Tidak heran bila lalapan, pepes, nasi liwet, dan sambal begitu identik dengan urang Sunda. Tatar Sunda kaya akan keanekaragaman hayati. Urang Sunda terlingkupi dengan segala kekayaan alam dan kesuburan.
Enam puluh lima persen makanan berbahan tetumbuhan. Di Jawa Barat, bisa ditemukan 3.882 spesies tumbuhan. Urang Sunda mengenal tak kurang dari 59 jenis pucuk atau daun muda, 18 jenis bunga, 20 jenis buah muda, yang dapat dimakan sebagai lalap. Belum lagi belasan jenis biji-bijian, seperti lain petai, petai cina, kecipir, atau tekokak.
Meski demikian, pengetahuan tentang jenis makanan berbahan dasar daging juga tak kalah banyaknya. Ikan-ikanan yang utama, mulai dari ikan mas, gurami, lele, tawes, ini dengan mudah dijumpai di warung makan Sunda sampai hari ini.
Untuk nasi liwet, ada cerita tersendiri. Seniman dan budayawan Sunda Acep Zamzam Noor bertutur, nasi yang dimasak bersama berbagai bumbu dan lauk di dalam satu periuk alumunium itu dikenal sebagai nasinya lelaki. Sebab serba mudah, cepat, baik cara memasak maupun penyajiannya.
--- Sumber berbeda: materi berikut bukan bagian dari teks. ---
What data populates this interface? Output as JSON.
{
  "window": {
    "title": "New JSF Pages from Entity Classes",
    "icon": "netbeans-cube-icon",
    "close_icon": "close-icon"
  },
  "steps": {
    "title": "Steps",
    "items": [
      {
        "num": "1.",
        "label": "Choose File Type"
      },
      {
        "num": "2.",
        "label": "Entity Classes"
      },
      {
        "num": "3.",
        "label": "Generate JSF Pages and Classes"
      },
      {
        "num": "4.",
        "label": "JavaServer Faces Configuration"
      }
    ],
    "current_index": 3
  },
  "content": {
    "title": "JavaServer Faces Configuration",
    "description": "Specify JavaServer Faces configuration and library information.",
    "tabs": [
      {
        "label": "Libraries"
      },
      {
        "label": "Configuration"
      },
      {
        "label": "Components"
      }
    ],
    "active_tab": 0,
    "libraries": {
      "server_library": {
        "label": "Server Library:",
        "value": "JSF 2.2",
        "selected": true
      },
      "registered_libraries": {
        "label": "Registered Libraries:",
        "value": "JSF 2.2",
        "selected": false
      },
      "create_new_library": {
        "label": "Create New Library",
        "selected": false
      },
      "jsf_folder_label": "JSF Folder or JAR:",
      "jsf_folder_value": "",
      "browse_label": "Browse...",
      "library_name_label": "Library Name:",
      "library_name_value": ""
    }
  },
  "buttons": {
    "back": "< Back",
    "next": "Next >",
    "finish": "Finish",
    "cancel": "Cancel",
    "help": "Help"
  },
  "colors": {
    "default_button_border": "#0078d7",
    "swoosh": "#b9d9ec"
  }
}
Santapan tersebut pun menyimpan jati diri urang Sunda yang senang bersifat praktis, dan spontan—sehingga cukup pandai buat memanfaatkan apa yang tersedia di alam. "Serupa dengan kebiasaan orang Sunda menyantap lalap," tambah Acep.
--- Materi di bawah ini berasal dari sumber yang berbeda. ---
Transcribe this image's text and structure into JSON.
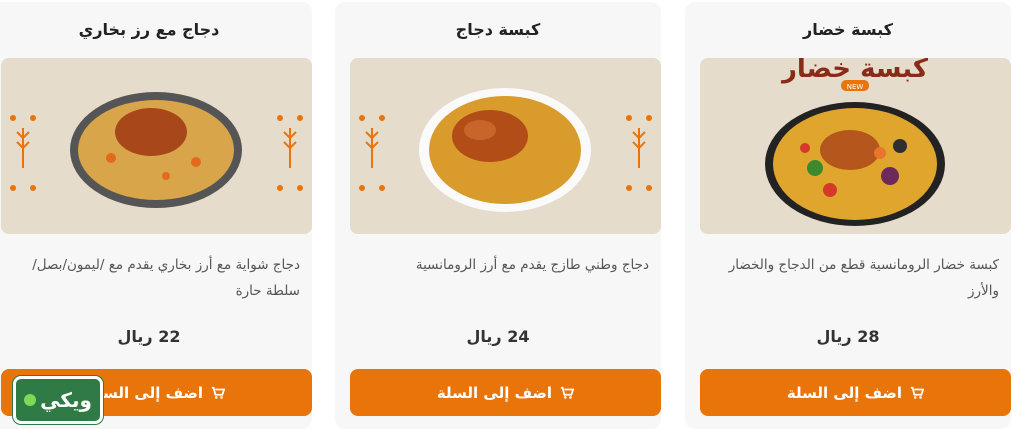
{
  "cards": [
    {
      "title": "كبسة خضار",
      "image_banner": "كبسة خضار",
      "image_badge": "NEW",
      "description": "كبسة خضار الرومانسية قطع من الدجاج والخضار والأرز",
      "price": "28 ريال",
      "button": "اضف إلى السلة"
    },
    {
      "title": "كبسة دجاج",
      "description": "دجاج وطني طازج يقدم مع أرز الرومانسية",
      "price": "24 ريال",
      "button": "اضف إلى السلة"
    },
    {
      "title": "دجاج مع رز بخاري",
      "description": "دجاج شواية مع أرز بخاري يقدم مع /ليمون/بصل/سلطة حارة",
      "price": "22 ريال",
      "button": "اضف إلى السلة"
    }
  ],
  "watermark": {
    "text": "ويكي"
  },
  "colors": {
    "accent": "#e8740a",
    "card_bg": "#f7f7f7",
    "image_bg": "#e6dccc",
    "logo_bg": "#2f7a45"
  },
  "icons": {
    "cart": "cart-icon",
    "wheat": "wheat-icon"
  }
}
Dan Satriana, penikmat kuliner Sunda dan seorang warga Bandung, mengatakan kalau nasi liwet juga merupakan jejak kehidupan peladang berpindah-pindah di Jawa Barat.
Dulunya sebagai peladang, laki-laki kerap harus pergi sendiri ketika membuka hutan untuk huma. "Laki-laki harus bisa memasak dengan cara yang praktis. Ternyata nasi liwet para peladang dirasa enak dan akhirnya justru dimasak di dapur."
Terwaris
Antropolog Universitas Padjadjaran Budi Rajab, menyebut, terpeliharanya alam di Bumi Priangan dan segenap serta kearifan lokal urang Sunda mengenai berbagai kelimpahan sumber pangan tidak terlepas dari tradisi peladang berpindah.
Pula ia menjelaskan, pertanian sawah dengan irigasi cenderung memupus pengetahuan keanekaragaman hayati karena petani sawah lebih menetap dan terjebak pada pertanian yang monokultur.
"Kehidupan peladang berpindah secara khusus dilestarikan di Kampung Kasepuhan Adat Ciptagelar di Kabupaten Sukabumi. Sedangkan, meski mengalami sejumlah lompatan dan sentakan budaya dari luar, warga Tatar Sunda pada daerah lainnya pun masih terus mewarisi nilai-nilai hidup leluhurnya sebagai peladang berpindah," ujar Budi.